Existing multimodal large language models (MLLMs) used as evaluators face a fundamental trade-off: outputting a single scalar score contradicts their generative nature and hinders fine-grained assessment, while autoregressive, step-by-step analysis severely limits inference throughput in high-scale evaluation scenarios. Method: We propose YOFO—a structured-template-based, efficient multidimensional evaluation paradigm that reformulates evaluation as parallel binary classification across multiple criteria, resolved via a single forward pass. Leveraging autoregressive decoding, YOFO conditionally generates logits for the final token of each dimension under template guidance to enable simultaneous yes/no decisions, supporting dependency-aware analysis and post-hoc chain-of-thought augmentation. Results: On recommendation evaluation benchmarks, YOFO achieves state-of-the-art performance with inference speedups of several orders of magnitude, offering unprecedented efficiency, strong interpretability, and full alignment with generative modeling principles.

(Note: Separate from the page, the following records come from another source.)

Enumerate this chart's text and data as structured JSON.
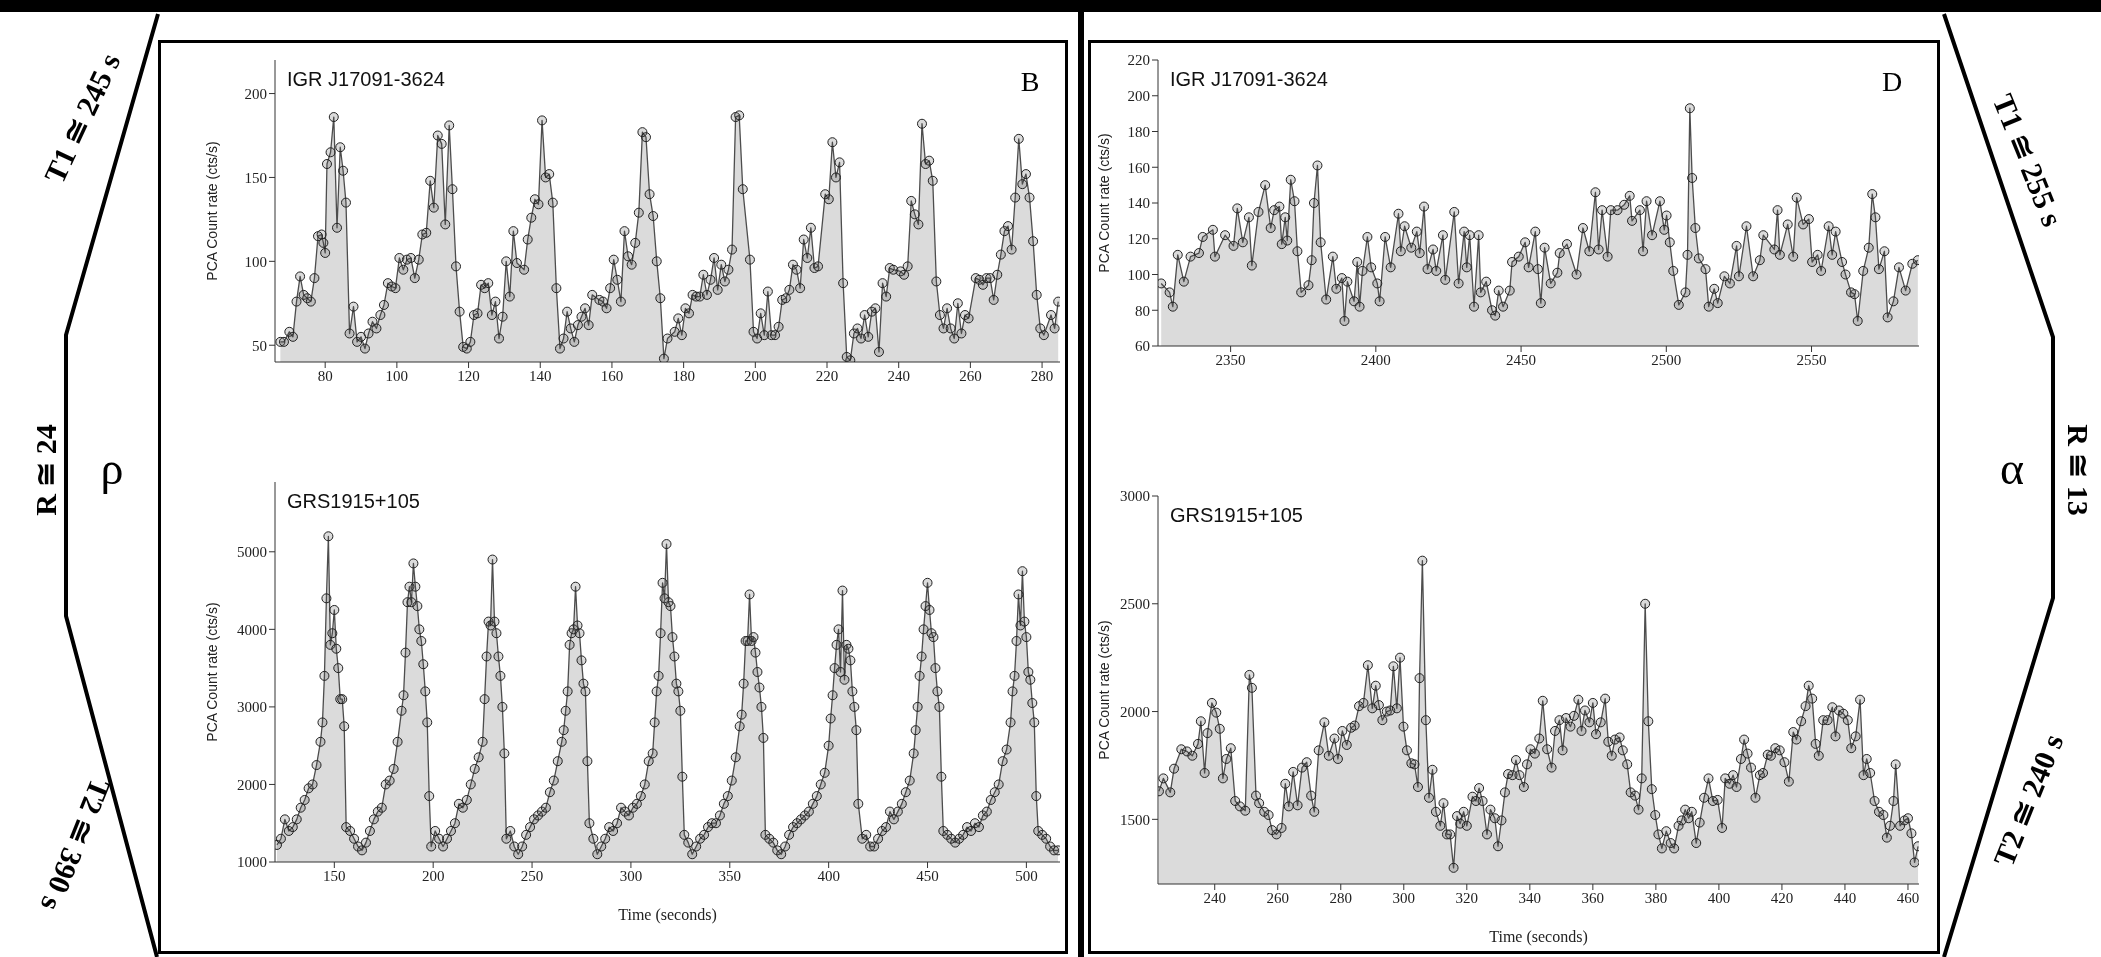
{
  "chart_data": [
    {
      "type": "area",
      "title": "IGR J17091-3624",
      "ylabel": "PCA Count rate (cts/s)",
      "xlim": [
        66,
        285
      ],
      "xticks": [
        80,
        100,
        120,
        140,
        160,
        180,
        200,
        220,
        240,
        260,
        280
      ],
      "ylim": [
        40,
        220
      ],
      "yticks": [
        50,
        100,
        150,
        200
      ],
      "marker": "circle",
      "annotations": [
        "B",
        "T1 ≅ 245 s",
        "R ≅ 24",
        "ρ"
      ],
      "series": [
        {
          "color": "#4d4d4d",
          "x": [
            67.5,
            68.5,
            70,
            71,
            72,
            73,
            74,
            75,
            76,
            77,
            78,
            79,
            79.5,
            80,
            80.5,
            81.5,
            82.4,
            83.3,
            84.2,
            85,
            85.8,
            86.8,
            87.9,
            88.9,
            90.0,
            91.1,
            92.1,
            93.2,
            94.3,
            95.4,
            96.4,
            97.5,
            98.6,
            99.6,
            100.7,
            101.8,
            102.8,
            103.9,
            105.0,
            106.1,
            107.1,
            108.2,
            109.3,
            110.3,
            111.4,
            112.5,
            113.5,
            114.6,
            115.5,
            116.5,
            117.5,
            118.5,
            119.5,
            120.5,
            121.5,
            122.5,
            123.5,
            124.5,
            125.5,
            126.5,
            127.5,
            128.5,
            129.5,
            130.5,
            131.5,
            132.5,
            133.5,
            135.5,
            136.5,
            137.5,
            138.5,
            139.5,
            140.5,
            141.5,
            142.5,
            143.5,
            144.5,
            145.5,
            146.5,
            147.5,
            148.5,
            149.5,
            150.5,
            151.5,
            152.5,
            153.5,
            154.5,
            156.5,
            157.5,
            158.5,
            159.5,
            160.5,
            161.5,
            162.5,
            163.5,
            164.5,
            165.5,
            166.5,
            167.5,
            168.5,
            169.5,
            170.5,
            171.5,
            172.5,
            173.5,
            174.5,
            175.5,
            177.5,
            178.5,
            179.5,
            180.5,
            181.5,
            182.5,
            183.5,
            184.5,
            185.5,
            186.5,
            187.5,
            188.5,
            189.5,
            190.5,
            191.5,
            192.5,
            193.5,
            194.5,
            195.5,
            196.5,
            198.5,
            199.5,
            200.5,
            201.5,
            202.5,
            203.5,
            204.5,
            205.5,
            206.5,
            207.5,
            208.5,
            209.5,
            210.5,
            211.5,
            212.5,
            213.5,
            214.5,
            215.5,
            216.5,
            217.5,
            219.5,
            220.5,
            221.5,
            222.5,
            223.5,
            224.5,
            225.5,
            226.5,
            227.5,
            228.5,
            229.5,
            230.5,
            231.5,
            232.5,
            233.5,
            234.5,
            235.5,
            236.5,
            237.5,
            238.5,
            240.5,
            241.5,
            242.5,
            243.5,
            244.5,
            245.5,
            246.5,
            247.5,
            248.5,
            249.5,
            250.5,
            251.5,
            252.5,
            253.5,
            254.5,
            255.5,
            256.5,
            257.5,
            258.5,
            259.5,
            261.5,
            262.5,
            263.5,
            264.5,
            265.5,
            266.5,
            267.5,
            268.5,
            269.5,
            270.5,
            271.5,
            272.5,
            273.5,
            274.5,
            275.5,
            276.5,
            277.5,
            278.5,
            279.5,
            280.5,
            282.5,
            283.5,
            284.5
          ],
          "values": [
            52,
            52,
            58,
            55,
            76,
            91,
            80,
            78,
            76,
            90,
            115,
            116,
            111,
            105,
            158,
            165,
            186,
            120,
            168,
            154,
            135,
            57,
            73,
            52,
            55,
            48,
            57,
            64,
            60,
            68,
            74,
            87,
            85,
            84,
            102,
            95,
            101,
            102,
            90,
            101,
            116,
            117,
            148,
            132,
            175,
            170,
            122,
            181,
            143,
            97,
            70,
            49,
            48,
            52,
            68,
            69,
            86,
            84,
            87,
            68,
            76,
            54,
            67,
            100,
            79,
            118,
            99,
            95,
            113,
            126,
            137,
            134,
            184,
            150,
            152,
            135,
            84,
            48,
            54,
            70,
            60,
            52,
            62,
            67,
            72,
            62,
            80,
            77,
            76,
            72,
            84,
            101,
            89,
            76,
            118,
            103,
            98,
            111,
            129,
            177,
            174,
            140,
            127,
            100,
            78,
            42,
            54,
            58,
            66,
            56,
            72,
            69,
            80,
            79,
            79,
            92,
            80,
            89,
            102,
            83,
            98,
            88,
            95,
            107,
            186,
            187,
            143,
            101,
            58,
            54,
            69,
            56,
            82,
            56,
            56,
            61,
            77,
            78,
            83,
            98,
            95,
            84,
            113,
            102,
            120,
            96,
            97,
            140,
            137,
            171,
            150,
            159,
            87,
            43,
            41,
            57,
            60,
            54,
            68,
            55,
            70,
            72,
            46,
            87,
            79,
            96,
            95,
            94,
            92,
            97,
            136,
            128,
            122,
            182,
            158,
            160,
            148,
            88,
            68,
            60,
            72,
            60,
            54,
            75,
            57,
            68,
            66,
            90,
            89,
            86,
            90,
            90,
            77,
            92,
            104,
            118,
            121,
            107,
            138,
            173,
            146,
            152,
            138,
            112,
            80,
            60,
            56,
            68,
            60,
            76
          ]
        }
      ]
    },
    {
      "type": "area",
      "title": "GRS1915+105",
      "xlabel": "Time (seconds)",
      "ylabel": "PCA Count rate (cts/s)",
      "xlim": [
        120,
        517
      ],
      "xticks": [
        150,
        200,
        250,
        300,
        350,
        400,
        450,
        500
      ],
      "ylim": [
        1000,
        5900
      ],
      "yticks": [
        1000,
        2000,
        3000,
        4000,
        5000
      ],
      "marker": "circle",
      "annotations": [
        "T2 ≅ 390 s"
      ],
      "series": [
        {
          "color": "#4d4d4d",
          "x": [
            121,
            123,
            125,
            127,
            129,
            131,
            133,
            135,
            137,
            139,
            141,
            143,
            144,
            145,
            146,
            147,
            148,
            149,
            150,
            151,
            152,
            153,
            154,
            155,
            156,
            158,
            160,
            162,
            164,
            166,
            168,
            170,
            172,
            174,
            176,
            178,
            180,
            182,
            184,
            185,
            186,
            187,
            188,
            189,
            190,
            191,
            192,
            193,
            194,
            195,
            196,
            197,
            198,
            199,
            201,
            203,
            205,
            207,
            209,
            211,
            213,
            215,
            217,
            219,
            221,
            223,
            225,
            226,
            227,
            228,
            229,
            230,
            231,
            232,
            233,
            234,
            235,
            236,
            237,
            239,
            241,
            243,
            245,
            247,
            249,
            251,
            253,
            255,
            257,
            259,
            261,
            263,
            265,
            266,
            267,
            268,
            269,
            270,
            271,
            272,
            273,
            274,
            275,
            276,
            277,
            278,
            279,
            281,
            283,
            285,
            287,
            289,
            291,
            293,
            295,
            297,
            299,
            301,
            303,
            305,
            307,
            309,
            311,
            312,
            313,
            314,
            315,
            316,
            317,
            318,
            319,
            320,
            321,
            322,
            323,
            324,
            325,
            326,
            327,
            329,
            331,
            333,
            335,
            337,
            339,
            341,
            343,
            345,
            347,
            349,
            351,
            353,
            355,
            356,
            357,
            358,
            359,
            360,
            361,
            362,
            363,
            364,
            365,
            366,
            367,
            368,
            370,
            372,
            374,
            376,
            378,
            380,
            382,
            384,
            386,
            388,
            390,
            392,
            394,
            396,
            398,
            400,
            401,
            402,
            403,
            404,
            405,
            406,
            407,
            408,
            409,
            410,
            411,
            412,
            413,
            414,
            415,
            417,
            419,
            421,
            423,
            425,
            427,
            429,
            431,
            433,
            435,
            437,
            439,
            441,
            443,
            444,
            445,
            446,
            447,
            448,
            449,
            450,
            451,
            452,
            453,
            454,
            455,
            456,
            457,
            458,
            460,
            462,
            464,
            466,
            468,
            470,
            472,
            474,
            476,
            478,
            480,
            482,
            484,
            486,
            488,
            490,
            492,
            493,
            494,
            495,
            496,
            497,
            498,
            499,
            500,
            501,
            502,
            503,
            504,
            505,
            506,
            508,
            510,
            512,
            514,
            516
          ],
          "values": [
            1220,
            1300,
            1550,
            1400,
            1450,
            1550,
            1700,
            1800,
            1950,
            2000,
            2250,
            2550,
            2800,
            3400,
            4400,
            5200,
            3800,
            3950,
            4250,
            3750,
            3500,
            3100,
            3100,
            2750,
            1450,
            1400,
            1300,
            1200,
            1150,
            1250,
            1400,
            1550,
            1650,
            1700,
            2000,
            2050,
            2200,
            2550,
            2950,
            3150,
            3700,
            4350,
            4550,
            4350,
            4850,
            4550,
            4300,
            4000,
            3850,
            3550,
            3200,
            2800,
            1850,
            1200,
            1400,
            1300,
            1200,
            1300,
            1400,
            1500,
            1750,
            1700,
            1800,
            2000,
            2200,
            2350,
            2550,
            3100,
            3650,
            4100,
            4050,
            4900,
            4100,
            3950,
            3650,
            3400,
            3000,
            2400,
            1300,
            1400,
            1200,
            1100,
            1200,
            1350,
            1450,
            1550,
            1600,
            1650,
            1700,
            1900,
            2050,
            2300,
            2550,
            2700,
            2950,
            3200,
            3800,
            3950,
            4000,
            4550,
            4050,
            3950,
            3600,
            3300,
            3200,
            2300,
            1500,
            1300,
            1100,
            1200,
            1300,
            1450,
            1400,
            1500,
            1700,
            1650,
            1600,
            1700,
            1750,
            1850,
            2000,
            2300,
            2400,
            2800,
            3200,
            3400,
            3950,
            4600,
            4400,
            5100,
            4350,
            4300,
            3900,
            3650,
            3300,
            3200,
            2950,
            2100,
            1350,
            1250,
            1100,
            1200,
            1300,
            1350,
            1450,
            1500,
            1500,
            1600,
            1750,
            1850,
            2050,
            2350,
            2750,
            2900,
            3300,
            3850,
            3850,
            4450,
            3850,
            3900,
            3700,
            3450,
            3250,
            3000,
            2600,
            1350,
            1300,
            1250,
            1150,
            1100,
            1200,
            1350,
            1450,
            1500,
            1550,
            1600,
            1650,
            1750,
            1850,
            2000,
            2150,
            2500,
            2850,
            3150,
            3500,
            3800,
            4000,
            3450,
            4500,
            3350,
            3800,
            3750,
            3600,
            3200,
            3000,
            2700,
            1750,
            1300,
            1350,
            1200,
            1200,
            1300,
            1400,
            1450,
            1650,
            1550,
            1650,
            1750,
            1900,
            2050,
            2400,
            2700,
            3000,
            3400,
            3650,
            4000,
            4300,
            4600,
            4250,
            3950,
            3900,
            3500,
            3200,
            3000,
            2100,
            1400,
            1350,
            1300,
            1250,
            1300,
            1350,
            1450,
            1400,
            1500,
            1450,
            1600,
            1650,
            1800,
            1900,
            2000,
            2300,
            2450,
            2800,
            3200,
            3400,
            3850,
            4450,
            4050,
            4750,
            4100,
            3900,
            3450,
            3350,
            3050,
            2800,
            1850,
            1400,
            1350,
            1300,
            1200,
            1150,
            1150
          ]
        }
      ]
    },
    {
      "type": "area",
      "title": "IGR J17091-3624",
      "ylabel": "PCA Count rate (cts/s)",
      "xlim": [
        2325,
        2587
      ],
      "xticks": [
        2350,
        2400,
        2450,
        2500,
        2550
      ],
      "ylim": [
        60,
        220
      ],
      "yticks": [
        60,
        80,
        100,
        120,
        140,
        160,
        180,
        200,
        220
      ],
      "marker": "circle",
      "annotations": [
        "D",
        "T1 ≅ 255 s",
        "R ≅ 13",
        "α"
      ],
      "series": [
        {
          "color": "#4d4d4d",
          "x": [
            2326.1,
            2329.0,
            2330.1,
            2331.8,
            2333.9,
            2336.2,
            2339.1,
            2340.4,
            2343.9,
            2344.6,
            2348.1,
            2351.0,
            2352.3,
            2354.2,
            2356.3,
            2357.3,
            2359.6,
            2361.9,
            2363.8,
            2365.0,
            2366.8,
            2367.6,
            2368.8,
            2369.5,
            2370.7,
            2372.0,
            2373.0,
            2374.3,
            2376.8,
            2377.9,
            2378.7,
            2379.9,
            2381.0,
            2382.9,
            2385.2,
            2386.4,
            2388.3,
            2389.2,
            2390.2,
            2392.5,
            2393.6,
            2394.4,
            2395.4,
            2397.1,
            2398.4,
            2400.5,
            2401.3,
            2403.2,
            2405.1,
            2407.8,
            2408.6,
            2409.9,
            2412.2,
            2414.1,
            2415.1,
            2416.6,
            2417.8,
            2419.7,
            2420.8,
            2423.1,
            2423.9,
            2427.0,
            2428.5,
            2430.4,
            2431.3,
            2432.3,
            2433.8,
            2435.4,
            2436.1,
            2438.0,
            2440.0,
            2441.1,
            2442.3,
            2443.8,
            2446.1,
            2446.9,
            2449.2,
            2451.4,
            2452.6,
            2454.9,
            2455.8,
            2456.8,
            2458.1,
            2460.2,
            2462.5,
            2463.3,
            2465.8,
            2469.1,
            2471.3,
            2473.5,
            2475.6,
            2476.7,
            2477.9,
            2479.8,
            2480.9,
            2483.2,
            2485.5,
            2487.4,
            2488.2,
            2490.9,
            2492.0,
            2493.2,
            2495.1,
            2497.8,
            2499.3,
            2500.1,
            2501.2,
            2502.4,
            2504.3,
            2506.6,
            2507.3,
            2508.1,
            2508.9,
            2510.0,
            2511.2,
            2513.5,
            2514.6,
            2516.5,
            2517.7,
            2520.0,
            2521.9,
            2524.2,
            2525.0,
            2527.6,
            2529.9,
            2532.2,
            2533.4,
            2537.2,
            2538.3,
            2539.1,
            2541.8,
            2543.7,
            2544.9,
            2547.1,
            2549.1,
            2550.2,
            2552.1,
            2553.3,
            2555.9,
            2557.1,
            2558.3,
            2560.5,
            2561.7,
            2563.6,
            2564.8,
            2565.9,
            2567.8,
            2569.7,
            2570.9,
            2572.0,
            2573.2,
            2575.1,
            2576.2,
            2578.2,
            2580.1,
            2582.4,
            2584.7,
            2586.6
          ],
          "values": [
            95,
            90,
            82,
            111,
            96,
            110,
            112,
            121,
            125,
            110,
            122,
            116,
            137,
            118,
            132,
            105,
            135,
            150,
            126,
            136,
            138,
            117,
            132,
            119,
            153,
            141,
            113,
            90,
            94,
            108,
            140,
            161,
            118,
            86,
            110,
            92,
            98,
            74,
            96,
            85,
            107,
            82,
            102,
            121,
            104,
            95,
            85,
            121,
            104,
            134,
            113,
            127,
            115,
            124,
            112,
            138,
            103,
            114,
            102,
            122,
            97,
            135,
            95,
            124,
            104,
            122,
            82,
            122,
            90,
            96,
            80,
            77,
            91,
            82,
            91,
            107,
            110,
            118,
            104,
            124,
            103,
            84,
            115,
            95,
            101,
            112,
            117,
            100,
            126,
            113,
            146,
            114,
            136,
            110,
            136,
            136,
            139,
            144,
            130,
            136,
            113,
            141,
            122,
            141,
            125,
            133,
            118,
            102,
            83,
            90,
            111,
            193,
            154,
            126,
            109,
            103,
            82,
            92,
            84,
            99,
            95,
            116,
            99,
            127,
            99,
            108,
            122,
            114,
            136,
            111,
            128,
            110,
            143,
            128,
            131,
            107,
            111,
            102,
            127,
            111,
            124,
            107,
            100,
            90,
            89,
            74,
            102,
            115,
            145,
            132,
            103,
            113,
            76,
            85,
            104,
            91,
            106,
            108
          ]
        }
      ]
    },
    {
      "type": "area",
      "title": "GRS1915+105",
      "xlabel": "Time (seconds)",
      "ylabel": "PCA Count rate (cts/s)",
      "xlim": [
        222,
        463.5
      ],
      "xticks": [
        240,
        260,
        280,
        300,
        320,
        340,
        360,
        380,
        400,
        420,
        440,
        460
      ],
      "ylim": [
        1200,
        3000
      ],
      "yticks": [
        1500,
        2000,
        2500,
        3000
      ],
      "marker": "circle",
      "annotations": [
        "T2 ≅ 240 s"
      ],
      "series": [
        {
          "color": "#4d4d4d",
          "x": [
            222.3,
            223.7,
            225.9,
            227.1,
            229.4,
            231.2,
            232.9,
            234.7,
            235.6,
            236.8,
            237.7,
            239.1,
            240.5,
            241.6,
            242.6,
            243.7,
            245.1,
            246.5,
            248.0,
            249.7,
            251.0,
            251.8,
            253.1,
            254.1,
            255.7,
            257.1,
            258.2,
            259.6,
            261.2,
            262.4,
            263.5,
            264.9,
            266.3,
            267.7,
            269.2,
            270.6,
            271.6,
            273.0,
            274.8,
            276.2,
            278.0,
            279.1,
            280.5,
            281.9,
            283.3,
            284.4,
            285.8,
            287.2,
            288.6,
            290.0,
            291.1,
            292.1,
            293.2,
            294.6,
            295.7,
            296.7,
            297.8,
            298.8,
            299.9,
            301.0,
            302.4,
            303.4,
            304.5,
            305.0,
            305.9,
            307.0,
            308.0,
            309.1,
            310.2,
            311.6,
            312.6,
            313.7,
            314.7,
            315.8,
            316.9,
            317.9,
            319.0,
            320.0,
            321.8,
            322.9,
            323.9,
            325.0,
            326.4,
            327.5,
            328.9,
            329.9,
            331.0,
            332.1,
            333.1,
            334.5,
            335.6,
            336.7,
            338.1,
            339.1,
            340.2,
            341.6,
            343.0,
            344.1,
            345.5,
            346.9,
            348.0,
            349.4,
            350.4,
            351.5,
            352.9,
            354.0,
            355.4,
            356.4,
            357.5,
            358.9,
            360.0,
            361.0,
            362.5,
            363.9,
            364.9,
            366.0,
            367.0,
            368.5,
            369.5,
            370.9,
            372.0,
            373.4,
            374.5,
            375.5,
            376.6,
            377.6,
            378.7,
            379.8,
            380.8,
            381.9,
            383.3,
            384.7,
            385.8,
            387.2,
            388.2,
            389.3,
            390.4,
            391.4,
            392.8,
            393.9,
            395.3,
            396.7,
            398.1,
            399.6,
            401.0,
            402.0,
            403.4,
            404.5,
            405.6,
            407.0,
            408.0,
            409.1,
            410.2,
            411.6,
            413.0,
            414.0,
            415.5,
            416.5,
            417.9,
            419.3,
            420.8,
            422.2,
            423.6,
            424.6,
            426.1,
            427.5,
            428.5,
            429.6,
            430.7,
            431.7,
            433.1,
            434.5,
            436.0,
            437.0,
            438.1,
            439.5,
            440.9,
            442.0,
            443.4,
            444.8,
            445.9,
            446.9,
            448.0,
            449.4,
            450.8,
            452.2,
            453.3,
            454.3,
            455.4,
            456.1,
            457.5,
            458.9,
            460.0,
            461.1,
            462.1,
            463.2
          ],
          "values": [
            1630,
            1690,
            1625,
            1735,
            1825,
            1815,
            1795,
            1850,
            1955,
            1715,
            1900,
            2040,
            1995,
            1920,
            1690,
            1780,
            1830,
            1585,
            1560,
            1540,
            2170,
            2110,
            1610,
            1575,
            1535,
            1520,
            1450,
            1430,
            1460,
            1665,
            1560,
            1720,
            1565,
            1740,
            1765,
            1610,
            1535,
            1820,
            1950,
            1795,
            1875,
            1780,
            1910,
            1845,
            1925,
            1935,
            2025,
            2040,
            2215,
            2015,
            2120,
            2030,
            1960,
            2000,
            2005,
            2210,
            2015,
            2250,
            1930,
            1820,
            1760,
            1755,
            1650,
            2155,
            2700,
            1960,
            1600,
            1730,
            1535,
            1470,
            1575,
            1430,
            1430,
            1275,
            1515,
            1480,
            1535,
            1470,
            1605,
            1585,
            1645,
            1585,
            1430,
            1545,
            1505,
            1375,
            1495,
            1625,
            1710,
            1705,
            1775,
            1705,
            1650,
            1755,
            1825,
            1805,
            1875,
            2050,
            1825,
            1740,
            1910,
            1960,
            1820,
            1970,
            1930,
            1980,
            2055,
            1910,
            2005,
            1950,
            2040,
            1895,
            1950,
            2060,
            1860,
            1795,
            1870,
            1880,
            1820,
            1755,
            1625,
            1610,
            1545,
            1690,
            2500,
            1955,
            1640,
            1520,
            1430,
            1365,
            1445,
            1390,
            1365,
            1470,
            1495,
            1545,
            1505,
            1535,
            1390,
            1485,
            1600,
            1690,
            1585,
            1590,
            1460,
            1690,
            1665,
            1705,
            1650,
            1780,
            1870,
            1805,
            1740,
            1600,
            1705,
            1715,
            1800,
            1795,
            1830,
            1820,
            1765,
            1675,
            1905,
            1870,
            1955,
            2025,
            2120,
            2060,
            1850,
            1795,
            1960,
            1960,
            2020,
            1885,
            2005,
            1990,
            1960,
            1830,
            1885,
            2055,
            1705,
            1780,
            1715,
            1585,
            1535,
            1520,
            1415,
            1470,
            1585,
            1755,
            1470,
            1495,
            1505,
            1435,
            1300,
            1375
          ]
        }
      ]
    }
  ]
}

Multimodal large language models (MLLMs) show strong potential as judges. However, existing approaches face a fundamental trade-off: adapting MLLMs to output a single score misaligns with the generative nature of MLLMs and limits fine-grained requirement understanding, whereas autoregressively generating judging analyses is prohibitively slow in high-throughput settings. Observing that judgment reduces to verifying whether inputs satisfy a set of structured requirements, we propose YOFO, a template-conditioned method that judges all requirements in a single forward pass. Built on an autoregressive model, YOFO accepts a structured requirement template and, in one inference step, produces a binary yes/no decision for each requirement by reading the logits of the final token associated with that requirement. This design yields orders-of-magnitude speedups while preserving interpretability. Extensive experiments show that YOFO not only achieves state-of-the-art results on standard recommendation datasets, but also supports dependency-aware analysis-where subsequent judgments are conditioned on previous ones-and further benefits from post-hoc CoT.